Anggota Komisi II DPR RI Mohammad Nur Purnamasidi menjelaskan, selama ini DPRD melihat lambannya pencetakan e-KTP, akibat proses pencetakan terpusat di Dispenduk kabupaten. Akibatnya memunculkan peluang bagi calo untuk membantu mempercepat pengurusan e-KTP.

Untuk memberikan pelayanan cepat kepada masyarakat guna mengakses administrasi kependudukan, rencananya Komisi II DPR RI akan memberikan tambahan anggaran senilai 1 trilyun rupiah kepada Kemendagri, untuk pengadaan mesin cetak e-KTP. Sehingga kedepan proses pencetakan bisa di lakukan di tingkat kecamatan.

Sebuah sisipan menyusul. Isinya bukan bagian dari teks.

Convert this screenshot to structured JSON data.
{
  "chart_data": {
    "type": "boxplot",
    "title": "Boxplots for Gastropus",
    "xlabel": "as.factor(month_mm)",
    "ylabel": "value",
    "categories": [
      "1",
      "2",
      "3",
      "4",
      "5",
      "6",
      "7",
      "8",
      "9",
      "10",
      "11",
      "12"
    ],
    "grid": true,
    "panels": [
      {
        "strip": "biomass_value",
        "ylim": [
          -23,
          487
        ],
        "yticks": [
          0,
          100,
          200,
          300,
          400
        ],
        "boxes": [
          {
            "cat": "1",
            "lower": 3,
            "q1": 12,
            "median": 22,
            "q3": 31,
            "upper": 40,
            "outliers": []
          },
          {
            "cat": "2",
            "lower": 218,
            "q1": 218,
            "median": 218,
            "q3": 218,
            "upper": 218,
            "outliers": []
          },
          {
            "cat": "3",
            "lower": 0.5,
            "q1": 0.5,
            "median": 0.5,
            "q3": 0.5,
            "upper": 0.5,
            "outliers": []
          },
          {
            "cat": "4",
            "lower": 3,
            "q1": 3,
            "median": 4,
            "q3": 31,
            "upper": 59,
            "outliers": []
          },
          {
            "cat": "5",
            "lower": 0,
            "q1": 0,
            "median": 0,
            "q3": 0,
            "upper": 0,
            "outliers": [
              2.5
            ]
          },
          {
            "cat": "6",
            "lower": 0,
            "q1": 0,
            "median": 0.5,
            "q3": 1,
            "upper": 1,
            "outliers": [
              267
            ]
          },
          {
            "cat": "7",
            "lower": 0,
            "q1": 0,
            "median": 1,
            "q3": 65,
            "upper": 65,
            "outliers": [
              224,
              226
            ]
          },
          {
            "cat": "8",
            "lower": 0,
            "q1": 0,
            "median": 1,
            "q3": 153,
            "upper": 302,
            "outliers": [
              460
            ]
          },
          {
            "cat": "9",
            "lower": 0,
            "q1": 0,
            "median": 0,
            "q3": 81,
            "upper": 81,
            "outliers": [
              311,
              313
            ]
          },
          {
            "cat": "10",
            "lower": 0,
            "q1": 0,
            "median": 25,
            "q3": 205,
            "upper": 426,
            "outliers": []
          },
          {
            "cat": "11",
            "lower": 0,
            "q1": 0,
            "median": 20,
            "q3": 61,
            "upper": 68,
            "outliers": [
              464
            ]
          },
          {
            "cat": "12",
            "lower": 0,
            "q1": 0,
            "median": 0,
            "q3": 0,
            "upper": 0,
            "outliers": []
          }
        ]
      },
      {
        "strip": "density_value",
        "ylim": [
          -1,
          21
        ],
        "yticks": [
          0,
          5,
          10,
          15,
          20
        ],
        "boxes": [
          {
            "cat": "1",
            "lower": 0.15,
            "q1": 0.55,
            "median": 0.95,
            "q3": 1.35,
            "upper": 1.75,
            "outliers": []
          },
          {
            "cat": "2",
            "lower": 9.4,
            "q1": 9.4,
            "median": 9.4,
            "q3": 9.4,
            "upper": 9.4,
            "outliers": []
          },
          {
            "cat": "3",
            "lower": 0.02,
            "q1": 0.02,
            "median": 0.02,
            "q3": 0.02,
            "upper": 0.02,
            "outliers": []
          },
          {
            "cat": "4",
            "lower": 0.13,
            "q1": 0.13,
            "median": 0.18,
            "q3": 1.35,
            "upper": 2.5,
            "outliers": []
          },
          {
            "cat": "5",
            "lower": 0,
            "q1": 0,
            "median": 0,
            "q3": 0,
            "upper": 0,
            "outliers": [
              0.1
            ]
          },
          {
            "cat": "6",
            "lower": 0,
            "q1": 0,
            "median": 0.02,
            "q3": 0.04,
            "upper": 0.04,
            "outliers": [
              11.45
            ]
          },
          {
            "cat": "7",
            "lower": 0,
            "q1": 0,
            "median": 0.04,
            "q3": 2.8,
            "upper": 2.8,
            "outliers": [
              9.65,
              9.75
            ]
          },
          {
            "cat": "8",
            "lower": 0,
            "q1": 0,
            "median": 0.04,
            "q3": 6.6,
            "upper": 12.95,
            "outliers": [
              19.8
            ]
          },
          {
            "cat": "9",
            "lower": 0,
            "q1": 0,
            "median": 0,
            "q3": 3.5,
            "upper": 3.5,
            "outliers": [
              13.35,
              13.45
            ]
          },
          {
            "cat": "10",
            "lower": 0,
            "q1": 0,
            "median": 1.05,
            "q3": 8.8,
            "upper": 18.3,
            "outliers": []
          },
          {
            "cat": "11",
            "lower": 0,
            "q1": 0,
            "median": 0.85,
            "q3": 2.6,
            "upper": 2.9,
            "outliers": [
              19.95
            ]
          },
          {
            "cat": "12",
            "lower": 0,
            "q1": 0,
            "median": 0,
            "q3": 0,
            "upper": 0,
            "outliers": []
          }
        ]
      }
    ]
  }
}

Sementara kepala Dispenduk Capil Jember Arif Cahyono mengatakan, dari total 1,9 juta penduduk di Jember, 1,6 juta penduduk diantaranya sudah melakukan perekaman data e-KTP. Sisanya sekitar 260 ribu penduduk masih dalam proses. Arief menargetkan di tahun 2017 mendatang, seluruh proses pembuatan e-KTP di Jember sudah bisa dituntaskan.

Selama ini lanjut Arief, yang menjadi persoalan lambannya pencetakan e-KTP bukan hanya akibat pencetakan di tingkat kabupaten. Terlambatnya kirirman blanko e-KTP dari pusat juga sering menjadi kendala di lapangan.padahal setiap hari Dispenduk Jember melakukan pencetakan antara 450 sampai 500 lembar e-KTP.